The painting will move on to Waterford’s Solas Centre for cancer support as part of Cervical Cancer Month. There are plans to then bring it to Limerick before returning it to Mooncoin.
It’s an astonishing piece of work, said Joyce O’Carroll, who works with cancer patients on the visual side effects of their treatment. “There’s no woman in Ireland who’s not touched by her story. It’s just a real honour to see this portrait in the flesh.”
Information and power
Prof. William Gallagher, a professor of cancer biology at UCD, met Vicky at a cancer awareness event some years previously. Gallagher, who is from Waterford originally, said her story is fine evidence that “information is power” for a patient.

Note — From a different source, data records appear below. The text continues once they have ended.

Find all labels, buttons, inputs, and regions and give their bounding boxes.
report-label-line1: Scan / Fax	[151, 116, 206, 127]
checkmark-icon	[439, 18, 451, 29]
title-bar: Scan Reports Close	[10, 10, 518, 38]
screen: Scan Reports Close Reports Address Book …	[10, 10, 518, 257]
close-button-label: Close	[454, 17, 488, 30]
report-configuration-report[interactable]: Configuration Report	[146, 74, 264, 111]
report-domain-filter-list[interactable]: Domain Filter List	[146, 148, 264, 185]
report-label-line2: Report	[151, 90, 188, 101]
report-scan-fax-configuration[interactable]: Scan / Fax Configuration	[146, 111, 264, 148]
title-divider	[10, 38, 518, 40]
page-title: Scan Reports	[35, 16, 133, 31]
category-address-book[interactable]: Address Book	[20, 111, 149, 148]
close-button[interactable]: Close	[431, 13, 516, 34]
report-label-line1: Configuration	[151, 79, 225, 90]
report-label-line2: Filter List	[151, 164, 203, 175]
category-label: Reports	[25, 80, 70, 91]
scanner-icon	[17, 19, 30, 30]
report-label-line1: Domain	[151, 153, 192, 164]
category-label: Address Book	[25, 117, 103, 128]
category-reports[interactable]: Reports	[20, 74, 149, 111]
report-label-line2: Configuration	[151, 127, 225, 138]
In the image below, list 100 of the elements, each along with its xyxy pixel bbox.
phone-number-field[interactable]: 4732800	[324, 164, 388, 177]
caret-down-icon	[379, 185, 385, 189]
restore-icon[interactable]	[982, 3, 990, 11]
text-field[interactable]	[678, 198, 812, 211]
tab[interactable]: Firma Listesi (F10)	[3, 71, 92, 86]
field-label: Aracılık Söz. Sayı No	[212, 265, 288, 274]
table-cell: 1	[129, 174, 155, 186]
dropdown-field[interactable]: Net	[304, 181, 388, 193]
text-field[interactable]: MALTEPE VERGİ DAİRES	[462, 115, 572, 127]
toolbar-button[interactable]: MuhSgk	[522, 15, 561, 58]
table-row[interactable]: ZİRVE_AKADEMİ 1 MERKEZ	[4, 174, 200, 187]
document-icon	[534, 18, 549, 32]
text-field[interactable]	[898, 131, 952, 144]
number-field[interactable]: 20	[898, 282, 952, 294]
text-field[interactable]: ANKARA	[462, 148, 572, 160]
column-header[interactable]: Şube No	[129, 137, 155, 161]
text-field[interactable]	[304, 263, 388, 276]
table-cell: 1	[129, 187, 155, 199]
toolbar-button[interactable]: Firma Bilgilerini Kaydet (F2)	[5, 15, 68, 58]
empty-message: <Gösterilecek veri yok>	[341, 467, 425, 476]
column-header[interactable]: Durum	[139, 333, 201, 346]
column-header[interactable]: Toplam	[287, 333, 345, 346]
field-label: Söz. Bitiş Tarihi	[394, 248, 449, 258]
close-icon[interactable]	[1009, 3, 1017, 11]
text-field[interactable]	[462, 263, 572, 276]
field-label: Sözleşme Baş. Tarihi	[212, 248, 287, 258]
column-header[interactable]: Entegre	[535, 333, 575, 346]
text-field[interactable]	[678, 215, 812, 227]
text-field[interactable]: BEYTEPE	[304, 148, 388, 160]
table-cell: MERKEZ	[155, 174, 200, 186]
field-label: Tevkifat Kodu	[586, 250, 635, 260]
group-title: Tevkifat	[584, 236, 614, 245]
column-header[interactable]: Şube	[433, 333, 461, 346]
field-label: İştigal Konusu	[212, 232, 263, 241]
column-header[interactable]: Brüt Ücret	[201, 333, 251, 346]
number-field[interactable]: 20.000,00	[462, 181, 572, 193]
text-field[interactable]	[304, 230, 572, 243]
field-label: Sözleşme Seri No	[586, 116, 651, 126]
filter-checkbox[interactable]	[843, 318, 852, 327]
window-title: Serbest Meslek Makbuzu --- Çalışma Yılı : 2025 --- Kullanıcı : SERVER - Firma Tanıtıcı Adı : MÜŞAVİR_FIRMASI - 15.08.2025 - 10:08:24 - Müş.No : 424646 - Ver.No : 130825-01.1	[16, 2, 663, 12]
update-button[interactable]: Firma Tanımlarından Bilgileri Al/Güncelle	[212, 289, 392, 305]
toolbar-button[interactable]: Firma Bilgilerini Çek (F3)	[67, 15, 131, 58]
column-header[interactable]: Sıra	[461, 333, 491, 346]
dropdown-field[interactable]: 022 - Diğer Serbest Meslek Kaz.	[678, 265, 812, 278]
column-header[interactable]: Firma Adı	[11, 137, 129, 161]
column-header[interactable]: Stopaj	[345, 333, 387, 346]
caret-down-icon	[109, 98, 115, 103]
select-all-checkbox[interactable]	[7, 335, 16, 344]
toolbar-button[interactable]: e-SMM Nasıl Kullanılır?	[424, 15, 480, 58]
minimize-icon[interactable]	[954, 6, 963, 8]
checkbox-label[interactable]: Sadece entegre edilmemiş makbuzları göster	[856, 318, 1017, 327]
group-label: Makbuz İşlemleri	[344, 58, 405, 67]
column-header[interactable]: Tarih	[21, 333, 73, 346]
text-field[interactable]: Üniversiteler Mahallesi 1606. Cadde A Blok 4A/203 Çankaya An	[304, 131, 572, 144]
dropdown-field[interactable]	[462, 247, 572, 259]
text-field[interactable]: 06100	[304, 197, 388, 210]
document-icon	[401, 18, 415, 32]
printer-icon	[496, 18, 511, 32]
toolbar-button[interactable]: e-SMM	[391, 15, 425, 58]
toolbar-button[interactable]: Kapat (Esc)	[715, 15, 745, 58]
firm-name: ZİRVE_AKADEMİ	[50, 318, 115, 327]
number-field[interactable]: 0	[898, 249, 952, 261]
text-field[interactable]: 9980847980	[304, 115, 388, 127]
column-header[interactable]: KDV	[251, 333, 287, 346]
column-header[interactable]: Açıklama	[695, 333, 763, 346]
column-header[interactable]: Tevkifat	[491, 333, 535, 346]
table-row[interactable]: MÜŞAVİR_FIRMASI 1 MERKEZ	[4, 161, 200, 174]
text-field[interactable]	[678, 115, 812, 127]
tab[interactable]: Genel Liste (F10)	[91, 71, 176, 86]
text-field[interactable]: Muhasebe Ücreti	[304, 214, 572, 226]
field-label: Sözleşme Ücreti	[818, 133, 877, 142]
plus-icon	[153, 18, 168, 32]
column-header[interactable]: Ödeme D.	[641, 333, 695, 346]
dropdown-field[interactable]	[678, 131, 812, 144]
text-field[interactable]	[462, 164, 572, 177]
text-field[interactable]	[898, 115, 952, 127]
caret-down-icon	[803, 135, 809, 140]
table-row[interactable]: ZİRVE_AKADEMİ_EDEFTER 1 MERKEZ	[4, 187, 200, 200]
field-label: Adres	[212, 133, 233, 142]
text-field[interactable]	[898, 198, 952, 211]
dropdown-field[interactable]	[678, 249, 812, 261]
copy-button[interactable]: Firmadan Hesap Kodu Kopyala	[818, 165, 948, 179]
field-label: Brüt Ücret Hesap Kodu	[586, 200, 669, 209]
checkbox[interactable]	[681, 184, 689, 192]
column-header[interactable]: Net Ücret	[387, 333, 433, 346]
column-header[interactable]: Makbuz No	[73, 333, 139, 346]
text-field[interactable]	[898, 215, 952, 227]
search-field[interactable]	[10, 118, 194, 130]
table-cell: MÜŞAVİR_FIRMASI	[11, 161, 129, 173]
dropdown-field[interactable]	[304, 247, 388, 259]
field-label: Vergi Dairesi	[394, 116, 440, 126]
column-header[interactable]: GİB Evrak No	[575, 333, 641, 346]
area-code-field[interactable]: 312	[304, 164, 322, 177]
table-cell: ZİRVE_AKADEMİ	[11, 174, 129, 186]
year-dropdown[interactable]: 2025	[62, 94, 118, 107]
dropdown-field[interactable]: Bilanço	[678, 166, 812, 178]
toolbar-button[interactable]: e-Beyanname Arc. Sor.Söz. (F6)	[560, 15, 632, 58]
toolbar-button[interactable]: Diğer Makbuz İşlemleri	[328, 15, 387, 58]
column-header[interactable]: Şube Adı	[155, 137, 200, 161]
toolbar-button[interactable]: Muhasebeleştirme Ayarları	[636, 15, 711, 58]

“Medicine has been traditionally paternalistic so sometimes when you’re withholding information with the idea of supposedly protecting a patient, it’s not always good.”
Vicky’s father, John Kelly, said the day had brought solace to her family and friends, who wanted to celebrate all she had done.
“She’s a tough cookie; she keeps coming back. The only aunt I’ve left, she’s 98: Josie Power. I brought her down last week [to see Vicky] and she said, ‘Your eyes are very bright’ – and she’s right. There’s something special about her.”